An ongoing legal battle has been raging between the governing body of podiatry and the Texas Medical Association over whose turf includes treatment of the ankle; orthopedic surgeons claim it, while the Board of Podiatric Medical Examiners defines the ankle as part of the foot and therefore within the podiatrist's purview. A recent decision by the Austin Court of Appeals sided with the orthopedists, however, and said that the ankle does in fact exist.

Now there's a relief; for a while there I thought we'd have judges singing "The foot bone's connected to the ankle bone, the ankle bone's connected to the …" well, you get the idea.

Finally, from the world of political correctness run amok comes the strange case of Keith Sampson, an employee of Indiana University-Purdue University Indianapolis (IUPUI). Sampson does janitorial work for the campus facility services, is a few credits shy of a degree in communications studies, and is an avid reader who brings books into the break room to read when he's off the clock.

Last year, he was reading the book "Notre Dame vs. the Klan: How the Fighting Irish Defeated the Ku Klux Klan," by Todd Tucker. The book, which has been critically well received, discusses how Notre Dame students confronted the Ku Klux Klan and their anti-Catholic prejudice in a May 1924 riot.

If anything, the book is a resounding indictment of the Klan and a historically important work. But that didn't prevent Sampson from being the victim of a Kafkaesque rush to judgment by an administration that took political correctness to ridiculous extremes.

First, a shop steward told Sampson that bringing a book about the KKK to work was like bringing pornography. Next, a co-worker made similar comments. With both individuals, Sampson tried to explain what the book was really about and the position it took, but neither would listen.

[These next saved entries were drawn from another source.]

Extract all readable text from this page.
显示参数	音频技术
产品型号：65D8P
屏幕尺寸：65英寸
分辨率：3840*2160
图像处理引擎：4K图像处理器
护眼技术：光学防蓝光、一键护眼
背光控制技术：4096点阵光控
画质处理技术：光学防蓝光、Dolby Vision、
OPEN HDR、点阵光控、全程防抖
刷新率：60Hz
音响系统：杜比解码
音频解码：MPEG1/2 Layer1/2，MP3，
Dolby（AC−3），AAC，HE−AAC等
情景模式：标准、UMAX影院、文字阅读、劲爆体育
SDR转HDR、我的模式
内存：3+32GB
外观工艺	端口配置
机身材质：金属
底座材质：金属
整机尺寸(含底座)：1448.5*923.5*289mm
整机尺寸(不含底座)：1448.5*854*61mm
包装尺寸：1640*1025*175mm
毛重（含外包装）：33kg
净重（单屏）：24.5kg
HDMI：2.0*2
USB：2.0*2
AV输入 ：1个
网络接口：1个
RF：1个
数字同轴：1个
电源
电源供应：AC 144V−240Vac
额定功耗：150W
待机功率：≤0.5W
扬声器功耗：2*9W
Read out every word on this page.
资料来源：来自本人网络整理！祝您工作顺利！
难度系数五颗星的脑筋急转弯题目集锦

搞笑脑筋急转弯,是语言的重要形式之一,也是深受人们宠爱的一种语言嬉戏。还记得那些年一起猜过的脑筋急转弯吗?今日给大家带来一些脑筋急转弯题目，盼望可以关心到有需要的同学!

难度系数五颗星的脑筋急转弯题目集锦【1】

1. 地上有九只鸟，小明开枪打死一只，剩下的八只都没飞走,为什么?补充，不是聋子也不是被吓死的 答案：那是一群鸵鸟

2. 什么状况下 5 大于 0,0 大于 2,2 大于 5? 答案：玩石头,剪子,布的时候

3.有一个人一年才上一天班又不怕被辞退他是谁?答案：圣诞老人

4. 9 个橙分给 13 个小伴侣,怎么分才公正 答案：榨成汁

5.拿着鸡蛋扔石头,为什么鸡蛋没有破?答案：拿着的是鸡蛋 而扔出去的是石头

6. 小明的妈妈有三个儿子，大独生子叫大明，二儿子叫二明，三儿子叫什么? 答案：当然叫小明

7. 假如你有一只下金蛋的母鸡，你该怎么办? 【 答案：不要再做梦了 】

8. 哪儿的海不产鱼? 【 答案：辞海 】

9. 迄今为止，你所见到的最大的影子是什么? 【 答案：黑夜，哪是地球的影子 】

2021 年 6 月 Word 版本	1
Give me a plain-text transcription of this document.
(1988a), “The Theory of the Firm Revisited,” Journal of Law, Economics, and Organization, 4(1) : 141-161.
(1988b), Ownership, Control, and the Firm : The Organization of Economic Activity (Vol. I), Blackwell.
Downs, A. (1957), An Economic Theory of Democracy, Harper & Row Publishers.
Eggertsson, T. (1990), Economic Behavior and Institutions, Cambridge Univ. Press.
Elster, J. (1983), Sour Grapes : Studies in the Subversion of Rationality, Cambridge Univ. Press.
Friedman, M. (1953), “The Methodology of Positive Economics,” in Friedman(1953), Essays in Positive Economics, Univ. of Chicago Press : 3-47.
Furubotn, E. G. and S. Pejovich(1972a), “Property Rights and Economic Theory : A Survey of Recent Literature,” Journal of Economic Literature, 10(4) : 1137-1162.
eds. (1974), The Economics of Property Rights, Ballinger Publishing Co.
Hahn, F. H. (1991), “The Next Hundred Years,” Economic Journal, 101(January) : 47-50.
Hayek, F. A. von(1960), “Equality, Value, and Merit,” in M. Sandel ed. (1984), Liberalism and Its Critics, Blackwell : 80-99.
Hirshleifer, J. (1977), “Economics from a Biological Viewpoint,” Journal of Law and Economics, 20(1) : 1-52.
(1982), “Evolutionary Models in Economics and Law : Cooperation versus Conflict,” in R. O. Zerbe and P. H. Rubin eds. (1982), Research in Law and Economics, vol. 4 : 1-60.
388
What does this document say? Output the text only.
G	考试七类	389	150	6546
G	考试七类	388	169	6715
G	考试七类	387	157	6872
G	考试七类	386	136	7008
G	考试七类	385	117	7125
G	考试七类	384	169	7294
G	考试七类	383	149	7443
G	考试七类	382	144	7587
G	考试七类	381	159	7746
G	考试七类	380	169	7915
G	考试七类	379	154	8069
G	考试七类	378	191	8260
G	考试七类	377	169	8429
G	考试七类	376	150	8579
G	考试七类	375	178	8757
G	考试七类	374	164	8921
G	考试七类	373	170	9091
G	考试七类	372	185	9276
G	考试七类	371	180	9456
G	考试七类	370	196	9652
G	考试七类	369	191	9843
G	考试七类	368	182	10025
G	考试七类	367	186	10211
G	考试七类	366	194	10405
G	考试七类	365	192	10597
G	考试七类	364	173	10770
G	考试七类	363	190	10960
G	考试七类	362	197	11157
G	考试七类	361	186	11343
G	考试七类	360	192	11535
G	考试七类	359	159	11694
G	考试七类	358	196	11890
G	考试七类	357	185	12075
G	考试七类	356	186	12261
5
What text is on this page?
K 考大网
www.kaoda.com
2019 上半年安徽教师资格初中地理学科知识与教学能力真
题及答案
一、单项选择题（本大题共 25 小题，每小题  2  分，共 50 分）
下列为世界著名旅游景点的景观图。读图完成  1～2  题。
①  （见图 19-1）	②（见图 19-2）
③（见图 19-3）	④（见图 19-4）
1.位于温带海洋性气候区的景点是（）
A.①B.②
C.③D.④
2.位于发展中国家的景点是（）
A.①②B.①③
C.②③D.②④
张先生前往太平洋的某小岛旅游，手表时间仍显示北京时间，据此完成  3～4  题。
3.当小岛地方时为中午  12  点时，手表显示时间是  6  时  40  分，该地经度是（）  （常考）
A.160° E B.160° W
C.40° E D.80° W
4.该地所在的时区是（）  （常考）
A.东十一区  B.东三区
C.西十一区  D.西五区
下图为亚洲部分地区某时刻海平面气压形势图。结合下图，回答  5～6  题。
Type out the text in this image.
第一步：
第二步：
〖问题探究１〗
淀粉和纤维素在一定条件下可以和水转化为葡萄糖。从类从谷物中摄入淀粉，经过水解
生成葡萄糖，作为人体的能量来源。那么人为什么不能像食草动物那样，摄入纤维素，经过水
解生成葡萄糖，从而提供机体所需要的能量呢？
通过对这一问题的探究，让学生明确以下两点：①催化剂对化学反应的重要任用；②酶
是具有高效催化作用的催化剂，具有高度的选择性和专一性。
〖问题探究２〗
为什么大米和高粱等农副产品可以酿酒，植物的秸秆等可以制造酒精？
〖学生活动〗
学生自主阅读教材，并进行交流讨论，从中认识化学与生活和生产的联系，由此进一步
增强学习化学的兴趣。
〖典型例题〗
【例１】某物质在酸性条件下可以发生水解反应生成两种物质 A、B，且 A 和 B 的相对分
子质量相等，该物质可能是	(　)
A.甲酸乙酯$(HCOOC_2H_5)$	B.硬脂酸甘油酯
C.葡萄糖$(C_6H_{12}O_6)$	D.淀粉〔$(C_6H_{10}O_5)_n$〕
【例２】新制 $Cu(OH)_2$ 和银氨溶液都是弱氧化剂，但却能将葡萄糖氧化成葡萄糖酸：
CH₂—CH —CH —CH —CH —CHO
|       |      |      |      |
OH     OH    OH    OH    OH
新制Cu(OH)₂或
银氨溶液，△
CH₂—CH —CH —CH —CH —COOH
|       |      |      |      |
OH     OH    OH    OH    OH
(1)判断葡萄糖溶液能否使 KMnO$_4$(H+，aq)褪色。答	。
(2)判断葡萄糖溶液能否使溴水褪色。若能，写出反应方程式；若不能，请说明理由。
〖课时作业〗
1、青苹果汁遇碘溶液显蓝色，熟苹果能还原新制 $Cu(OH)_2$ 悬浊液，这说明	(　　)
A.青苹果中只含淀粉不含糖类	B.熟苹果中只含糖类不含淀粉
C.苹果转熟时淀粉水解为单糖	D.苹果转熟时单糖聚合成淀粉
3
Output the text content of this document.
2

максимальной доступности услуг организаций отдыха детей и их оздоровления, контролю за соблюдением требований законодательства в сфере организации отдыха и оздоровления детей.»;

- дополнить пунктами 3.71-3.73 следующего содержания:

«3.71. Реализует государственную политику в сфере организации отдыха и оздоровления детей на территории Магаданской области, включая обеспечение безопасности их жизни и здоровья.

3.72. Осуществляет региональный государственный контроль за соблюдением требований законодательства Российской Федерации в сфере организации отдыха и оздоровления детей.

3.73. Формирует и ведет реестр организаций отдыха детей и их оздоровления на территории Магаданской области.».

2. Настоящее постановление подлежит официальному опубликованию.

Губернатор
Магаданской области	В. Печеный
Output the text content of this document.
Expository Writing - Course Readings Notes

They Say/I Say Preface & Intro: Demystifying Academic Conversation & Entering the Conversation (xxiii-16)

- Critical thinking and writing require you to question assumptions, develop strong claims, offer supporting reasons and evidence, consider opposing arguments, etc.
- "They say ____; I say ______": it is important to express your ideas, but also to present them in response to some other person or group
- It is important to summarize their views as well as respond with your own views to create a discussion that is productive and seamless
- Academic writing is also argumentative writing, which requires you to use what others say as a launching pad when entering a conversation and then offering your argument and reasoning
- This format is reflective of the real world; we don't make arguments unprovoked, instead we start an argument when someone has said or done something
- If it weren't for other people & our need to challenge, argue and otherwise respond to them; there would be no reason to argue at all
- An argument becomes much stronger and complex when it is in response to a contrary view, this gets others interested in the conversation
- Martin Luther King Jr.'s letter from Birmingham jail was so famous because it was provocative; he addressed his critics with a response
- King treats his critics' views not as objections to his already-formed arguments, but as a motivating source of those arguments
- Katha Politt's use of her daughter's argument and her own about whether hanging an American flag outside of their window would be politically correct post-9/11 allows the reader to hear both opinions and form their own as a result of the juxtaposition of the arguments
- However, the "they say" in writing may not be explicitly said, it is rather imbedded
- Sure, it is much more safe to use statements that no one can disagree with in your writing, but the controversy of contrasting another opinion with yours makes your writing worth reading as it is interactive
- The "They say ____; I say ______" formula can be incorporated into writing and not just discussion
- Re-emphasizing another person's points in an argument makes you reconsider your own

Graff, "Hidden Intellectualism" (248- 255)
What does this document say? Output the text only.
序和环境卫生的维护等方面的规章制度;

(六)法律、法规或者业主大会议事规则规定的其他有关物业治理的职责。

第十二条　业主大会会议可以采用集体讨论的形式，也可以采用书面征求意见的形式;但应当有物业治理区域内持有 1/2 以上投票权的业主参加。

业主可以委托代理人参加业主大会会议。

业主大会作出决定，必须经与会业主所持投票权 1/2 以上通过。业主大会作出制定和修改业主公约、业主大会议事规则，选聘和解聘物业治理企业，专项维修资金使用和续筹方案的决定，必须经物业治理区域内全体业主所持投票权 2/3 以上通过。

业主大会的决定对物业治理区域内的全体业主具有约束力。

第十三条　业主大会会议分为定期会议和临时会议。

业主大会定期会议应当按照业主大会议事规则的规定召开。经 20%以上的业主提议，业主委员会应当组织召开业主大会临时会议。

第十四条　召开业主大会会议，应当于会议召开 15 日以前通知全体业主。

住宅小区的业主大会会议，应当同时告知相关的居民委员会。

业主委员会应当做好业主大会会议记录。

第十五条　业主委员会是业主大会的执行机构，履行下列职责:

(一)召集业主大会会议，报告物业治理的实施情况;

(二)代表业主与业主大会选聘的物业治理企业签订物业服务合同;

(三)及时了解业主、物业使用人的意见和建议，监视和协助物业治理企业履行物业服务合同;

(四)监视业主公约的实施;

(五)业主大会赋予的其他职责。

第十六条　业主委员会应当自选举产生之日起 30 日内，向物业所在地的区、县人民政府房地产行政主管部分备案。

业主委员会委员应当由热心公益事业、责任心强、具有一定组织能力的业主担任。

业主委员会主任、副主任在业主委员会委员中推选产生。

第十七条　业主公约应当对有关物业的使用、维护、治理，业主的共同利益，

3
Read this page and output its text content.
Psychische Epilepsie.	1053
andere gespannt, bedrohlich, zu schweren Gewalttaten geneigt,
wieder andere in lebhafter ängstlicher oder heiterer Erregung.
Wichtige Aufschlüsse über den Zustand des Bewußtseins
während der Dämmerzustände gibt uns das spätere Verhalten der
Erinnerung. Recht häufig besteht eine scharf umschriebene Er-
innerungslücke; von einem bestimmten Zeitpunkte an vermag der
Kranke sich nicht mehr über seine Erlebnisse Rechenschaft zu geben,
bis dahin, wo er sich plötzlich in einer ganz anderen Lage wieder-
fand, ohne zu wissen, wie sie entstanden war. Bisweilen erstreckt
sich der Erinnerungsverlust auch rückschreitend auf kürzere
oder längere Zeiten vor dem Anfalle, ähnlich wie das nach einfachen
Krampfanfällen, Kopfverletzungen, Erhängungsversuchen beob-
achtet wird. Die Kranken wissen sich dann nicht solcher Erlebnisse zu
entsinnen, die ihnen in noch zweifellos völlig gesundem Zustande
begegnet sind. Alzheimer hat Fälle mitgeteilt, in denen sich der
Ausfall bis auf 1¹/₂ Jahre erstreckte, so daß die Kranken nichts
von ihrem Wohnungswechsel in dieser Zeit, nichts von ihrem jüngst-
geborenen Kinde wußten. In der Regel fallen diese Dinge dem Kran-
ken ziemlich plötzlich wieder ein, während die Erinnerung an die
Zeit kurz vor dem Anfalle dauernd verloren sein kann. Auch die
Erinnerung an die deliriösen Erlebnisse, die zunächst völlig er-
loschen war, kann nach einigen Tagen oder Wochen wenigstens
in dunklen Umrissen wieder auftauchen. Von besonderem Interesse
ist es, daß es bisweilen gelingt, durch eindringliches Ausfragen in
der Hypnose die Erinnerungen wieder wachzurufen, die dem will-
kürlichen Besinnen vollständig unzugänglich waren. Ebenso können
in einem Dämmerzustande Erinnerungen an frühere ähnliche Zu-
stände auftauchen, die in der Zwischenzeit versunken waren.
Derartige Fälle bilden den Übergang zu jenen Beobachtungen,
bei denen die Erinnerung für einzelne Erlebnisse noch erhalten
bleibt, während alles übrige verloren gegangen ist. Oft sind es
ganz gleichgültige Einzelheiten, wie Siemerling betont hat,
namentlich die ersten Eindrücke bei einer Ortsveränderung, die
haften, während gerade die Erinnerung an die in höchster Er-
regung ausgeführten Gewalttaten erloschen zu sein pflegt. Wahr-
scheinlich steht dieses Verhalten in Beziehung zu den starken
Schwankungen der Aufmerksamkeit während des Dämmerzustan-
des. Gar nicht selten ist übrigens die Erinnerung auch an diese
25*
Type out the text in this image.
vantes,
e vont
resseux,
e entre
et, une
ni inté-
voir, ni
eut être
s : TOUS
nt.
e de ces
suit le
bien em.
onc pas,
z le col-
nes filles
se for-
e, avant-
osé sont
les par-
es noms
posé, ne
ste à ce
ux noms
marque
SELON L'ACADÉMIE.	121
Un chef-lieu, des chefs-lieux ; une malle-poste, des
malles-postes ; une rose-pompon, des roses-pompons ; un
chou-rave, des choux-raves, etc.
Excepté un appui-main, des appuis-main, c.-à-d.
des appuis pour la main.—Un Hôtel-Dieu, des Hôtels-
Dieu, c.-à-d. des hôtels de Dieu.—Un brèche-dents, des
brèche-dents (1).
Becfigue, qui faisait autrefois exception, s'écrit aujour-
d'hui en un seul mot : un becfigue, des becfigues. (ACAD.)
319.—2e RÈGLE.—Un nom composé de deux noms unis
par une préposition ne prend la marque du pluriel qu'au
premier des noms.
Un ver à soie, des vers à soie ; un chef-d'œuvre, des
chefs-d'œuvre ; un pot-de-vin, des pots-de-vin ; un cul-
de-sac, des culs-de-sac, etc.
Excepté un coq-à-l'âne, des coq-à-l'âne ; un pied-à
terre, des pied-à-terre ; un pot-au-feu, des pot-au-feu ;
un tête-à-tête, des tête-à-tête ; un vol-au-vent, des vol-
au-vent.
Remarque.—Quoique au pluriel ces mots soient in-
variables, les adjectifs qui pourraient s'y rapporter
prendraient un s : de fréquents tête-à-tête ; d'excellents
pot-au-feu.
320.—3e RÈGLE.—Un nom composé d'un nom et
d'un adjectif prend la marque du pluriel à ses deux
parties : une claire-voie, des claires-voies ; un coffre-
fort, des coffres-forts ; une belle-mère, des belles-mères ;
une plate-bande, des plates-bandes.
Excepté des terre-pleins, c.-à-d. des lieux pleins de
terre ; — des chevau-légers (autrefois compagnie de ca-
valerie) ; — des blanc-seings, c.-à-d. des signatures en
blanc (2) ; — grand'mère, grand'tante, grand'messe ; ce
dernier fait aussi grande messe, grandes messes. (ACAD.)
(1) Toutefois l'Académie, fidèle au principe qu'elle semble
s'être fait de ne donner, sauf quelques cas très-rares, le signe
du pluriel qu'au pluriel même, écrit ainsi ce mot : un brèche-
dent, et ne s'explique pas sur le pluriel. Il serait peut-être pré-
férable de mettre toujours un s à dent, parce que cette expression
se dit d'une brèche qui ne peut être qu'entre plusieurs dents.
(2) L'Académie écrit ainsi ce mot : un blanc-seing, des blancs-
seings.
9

Next, he was notified by the school's Affirmative Action Office (AAO) that a racial harassment complaint had been filed against him. Once again, Sampson tried to explain the book, only to have his words fall – once again – on deaf ears.

Then, despite not being given a hearing and the chance to defend himself, Sampson received a Nov. 25, 2007, letter from the AAO telling him that it had completed its investigation.

The letter admonished Sampson for his "disdain and insensitivity," as well as his "extremely poor judgment by openly reading the book related to a historically and racially abhorrent subject in the presence of your Black coworkers." The AAO ordered Sampson to refrain from reading the book, and to sit apart from his coworkers.

After the matter was publicized by First Amendment advocates and the AAO's obvious unfamiliarity with the book became known, the complaint against Sampson was quietly dismissed.

However, Sampson never received an apology for being unfairly labeled a racist. In its misguided quest to place political correctness above all, IUPUI's administration made sure that truth was the first casualty.

Like the other bizarre incidents that inexplicably found their way into our legal system, the ludicrous accusations against Keith Sampson show that reality really is stranger than fiction.